The new body in charge of cleaning up Britain's civil nuclear sites today pledges to cut the decommissioning time at some stations by 100 years, down to just 25.

But the Nuclear Decommissioning Authority (NDA) predicts that the cost of its work at the 20 nuclear sites across the country is likely to be "significantly" higher than the £56 billion already predicted.

And it warns its ambitious targets, detailed in the NDA's first draft strategy published today, can only be achieved if the government is willing to take prompt decisions on how to store or dispose of nuclear waste.

NDA chairman Sir Anthony Cleaver said he was committed to achieving clean up in a cost effective, safe, quick and environmentally friendly way.

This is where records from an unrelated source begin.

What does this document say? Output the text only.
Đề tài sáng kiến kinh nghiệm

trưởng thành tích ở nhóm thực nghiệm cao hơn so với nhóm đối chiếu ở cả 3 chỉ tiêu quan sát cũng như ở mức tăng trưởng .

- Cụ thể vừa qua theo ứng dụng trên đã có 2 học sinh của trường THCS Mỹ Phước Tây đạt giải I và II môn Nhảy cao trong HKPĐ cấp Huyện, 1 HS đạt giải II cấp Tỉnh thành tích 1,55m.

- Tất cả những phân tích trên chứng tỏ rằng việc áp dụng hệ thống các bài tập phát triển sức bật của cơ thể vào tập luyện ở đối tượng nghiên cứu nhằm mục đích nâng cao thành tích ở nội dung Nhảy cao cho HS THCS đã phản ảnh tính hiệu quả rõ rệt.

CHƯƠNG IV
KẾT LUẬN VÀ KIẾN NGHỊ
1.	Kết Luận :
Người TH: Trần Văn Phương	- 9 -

"Our mission is to deliver a world class programme of safe, cost-effective, accelerated and environmentally responsible decommissioning of the UK's civil nuclear legacy in an open and transparent manner and with due regard to socio-economic impacts on our communities," he said.

Sir Anthony added: "The costs of decommissioning and clean up are already substantial and, if other countries' experiences are a guide, projected costs will almost certainly rise. Nevertheless, we are also confident that by introducing competition and encouraging innovation we can, over time, drive these costs down."

The huge cost of the clean up operation will add weight to opponents of nuclear power, which many predict will form part of the government's efforts to reduce carbon emissions.

Although it has no plans to build any more nuclear power stations, ministers have refused to rule the option out - a position that has left many angry.

Liberal Democrat energy spokesman Andrew Stunnel said today's announcement was the "first dose of official realism there has been over the fantastic costs of the nuclear industry".

He said it "blows away" the argument for relying on nuclear power as a way to tackle climate change, and while he accepts the clean up work is necessary, urged the government to ensure it never happened again.

Among the pledges made by the NDA are a commitment to creating new solutions for the disposal of low level waste, and evaluating options for temporarily storing of intermediate level waste (ILW), as well as a consultation to agree end dates for all sites.

It stressed that some of this depends on other government agencies, however, in particular the committee on radioactive waste management (CoRWM) which is due to deliver its recommendations to the government by July next year.

The NDA report says there are "huge benefits" to be had from the early clearance of some stations and the availability of long-term ILM management arrangements but stresses achieving the latter depends on the government taking quick decisions.

"Any delay by the government in taking these decisions would have significant implications for accelerated decommissioning and ILW interim storage, as well as our ability to achieve early site closure and reduce overall cost," it says.